Saturday, 11 May 2024

US forges ahead on US$1b tariff plan over digital taxes

WASHINGTON (BLOOMBERG) – The United States is pressing ahead with plans to hit six nations that tax Internet-based companies with retaliatory tariffs that could total almost US$1 billion (S$1.34 billion) annually.

Goods entering the US – ranging from Austrian grand pianos and British merry-go-rounds to Turkish kilim rugs and Italian anchovies – could face tariffs of as much as 25 per cent annually, documents published by the US Trade Representative (USTR) show.

The duties are in response to countries that are imposing taxes on technology firms that operate internationally such as Amazon.com and Facebook.

In each of the six cases, the USTR proposes to impose tariffs that would roughly total the amount of tax revenue each country is expected to get from the US companies. The cumulative annual value of the duties comes to US$880 million, according to Bloomberg News calculations.

There have been efforts to replace each individual country’s digital taxes with one global standard – to be brokered by the Organisation for Economic Cooperation and Development (OECD) – but a deal has yet to be reached.

The US says it is committed to the OECD process, but will maintain its options, including tariffs, in the meantime, USTR Katherine Tai said in a statement on March 26.

The Internet Association – whose members include Amazon, Facebook and Alphabet Inc’s Google – welcomed the USTR’s move.

The USTR’s action “is an important affirmation in pushing back on these discriminatory trade barriers as the US continues to work to find a viable solution at the OECD”, the group said in a statement.

The USTR has invited public comment on its plans to go ahead with the tariffs, and will hold public hearings at the start of next month.

Below is a round-up of the tax laws in each country, which goods may be affected, and the date of the virtual USTR hearing.

Britain

Britain applies a 2 per cent tax on the revenues of certain search engines, social media platforms and online marketplaces.

The tax affects companies with digital-services revenue exceeding £500 million (S$932 million) and UK-specific digital services revenues exceeding £25 million.

The USTR estimates the value of the digital services tax (DST) payable by US-based company groups to Britain be about US$325 million annually.

Potentially affected goods include art supplies, make-up and cosmetics, apparel, swing boats and other fairground amusements.

The USTR’s public hearing is set for May 4.

Italy’s DST applies to companies that during the previous calendar year generated €750 million (S$1.2 billion) or more in worldwide revenue, and €5.5 million or more in revenue deriving from the provision of digital services in the country.
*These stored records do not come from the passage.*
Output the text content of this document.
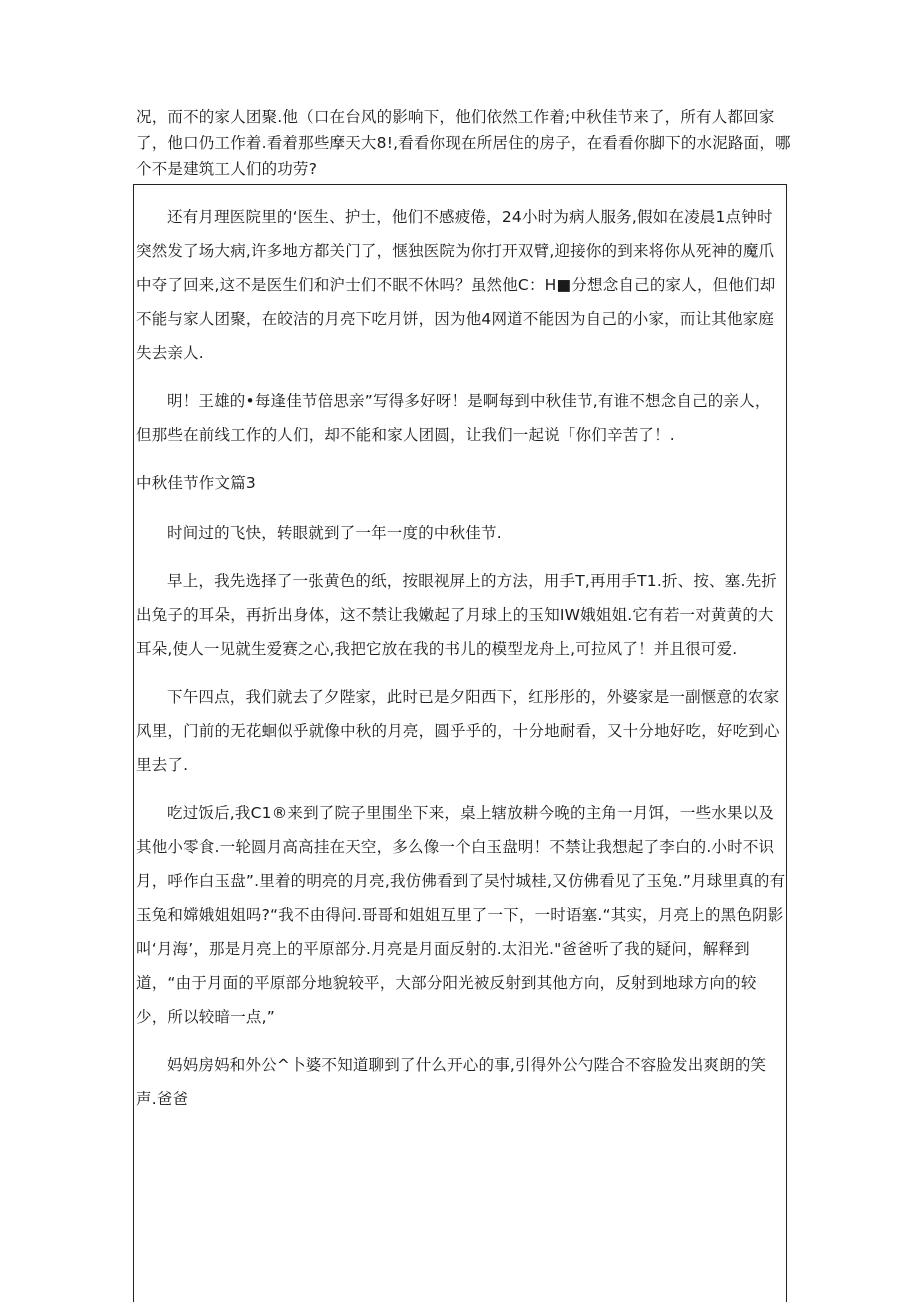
况，而不的家人团聚.他（口在台风的影响下，他们依然工作着;中秋佳节来了，所有人都回家了，他口仍工作着.看着那些摩天大8!,看看你现在所居住的房子，在看看你脚下的水泥路面，哪个不是建筑工人们的功劳?

还有月理医院里的‘医生、护士，他们不感疲倦，24小时为病人服务,假如在凌晨1点钟时突然发了场大病,许多地方都关门了，惬独医院为你打开双臂,迎接你的到来将你从死神的魔爪中夺了回来,这不是医生们和沪士们不眠不休吗？虽然他C：H■分想念自己的家人，但他们却不能与家人团聚，在皎洁的月亮下吃月饼，因为他4网道不能因为自己的小家，而让其他家庭失去亲人.

明！王雄的•每逢佳节倍思亲”写得多好呀！是啊每到中秋佳节,有谁不想念自己的亲人，但那些在前线工作的人们，却不能和家人团圆，让我们一起说「你们辛苦了！.

中秋佳节作文篇3

时间过的飞快，转眼就到了一年一度的中秋佳节.

早上，我先选择了一张黄色的纸，按眼视屏上的方法，用手T,再用手T1.折、按、塞.先折出兔子的耳朵，再折出身体，这不禁让我嫩起了月球上的玉知IW娥姐姐.它有若一对黄黄的大耳朵,使人一见就生爱赛之心,我把它放在我的书儿的模型龙舟上,可拉风了！并且很可爱.

下午四点，我们就去了夕陛家，此时已是夕阳西下，红彤彤的，外婆家是一副惬意的农家风里，门前的无花蛔似乎就像中秋的月亮，圆乎乎的，十分地耐看，又十分地好吃，好吃到心里去了.

吃过饭后,我C1®来到了院子里围坐下来，桌上辖放耕今晚的主角一月饵，一些水果以及其他小零食.一轮圆月高高挂在天空，多么像一个白玉盘明！不禁让我想起了李白的.小时不识月，呼作白玉盘”.里着的明亮的月亮,我仿佛看到了吴忖城桂,又仿佛看见了玉兔.”月球里真的有玉兔和嫦娥姐姐吗?“我不由得问.哥哥和姐姐互里了一下，一时语塞.“其实，月亮上的黑色阴影叫‘月海’，那是月亮上的平原部分.月亮是月面反射的.太汨光."爸爸听了我的疑问，解释到道，“由于月面的平原部分地貌较平，大部分阳光被反射到其他方向，反射到地球方向的较少，所以较暗一点,”

妈妈房妈和外公^卜婆不知道聊到了什么开心的事,引得外公勺陛合不容脸发出爽朗的笑声.爸爸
The USTR estimates the value of the DST payable by US-based firms to Italy at about US$140 million annually.

Potentially affected goods include caviar, handbags, suits and bowties.

The public hearing is set for May 5.

More on this topic

Spain

Spain charges a 3 per cent tax on certain digital services revenue related to online advertising services, online intermediary services, and data-transmission services.

Companies with worldwide revenue of €750 million or more and €3 million in certain digital-services revenues are subject to the DST.

Initial USTR estimates indicate that the value of the DST payable by US-based companies to Spain will be as much as US$155 million annually.

Potentially affected goods include shrimp and footwear.

The public hearing is set for May 6.

Turkey

Turkey’s DST applies to companies that during the previous calendar year generated €750 million or more in worldwide revenues and 20 million lira (S$3.3 million) or more in revenue from providing digital services in the nation.

US based companies would pay Turkey about US$160 million in taxes annually, USTR estimates show.

Carpets, hand-woven rugs and glazed ceramic tiles are among the goods that could be affected.

The public hearing is set for May 7.

India

India’s DST imposes a 2 per cent tax on revenue of non-resident companies generated from a broad range of digital services offered in the country, including digital platform services, digital content sales, digital sales of a company’s own goods, data-related services and software-as-a-service.

The value of the DST payable by US companies to India will be up to about US$55 million annually.

Goods affected include shrimp, blinds, bamboo products, gold jewelry and rattan furniture.

The public hearing is set for May 10.

More on this topic

Austria

Austria’s DST imposes a 5 per cent tax on gross revenue from digital advertising services provided in the country. It only applies to companies with annual global revenue of €750 million or more, and annual revenues from digital advertising services in Austria of €25 million or more.

The DST payable by US-based companies to Austria will be up to about US$45 million annually.

Leather goods, fabrics, optical telescopes and microscopes are among the products that could be affected.

The public hearing is set for May 11.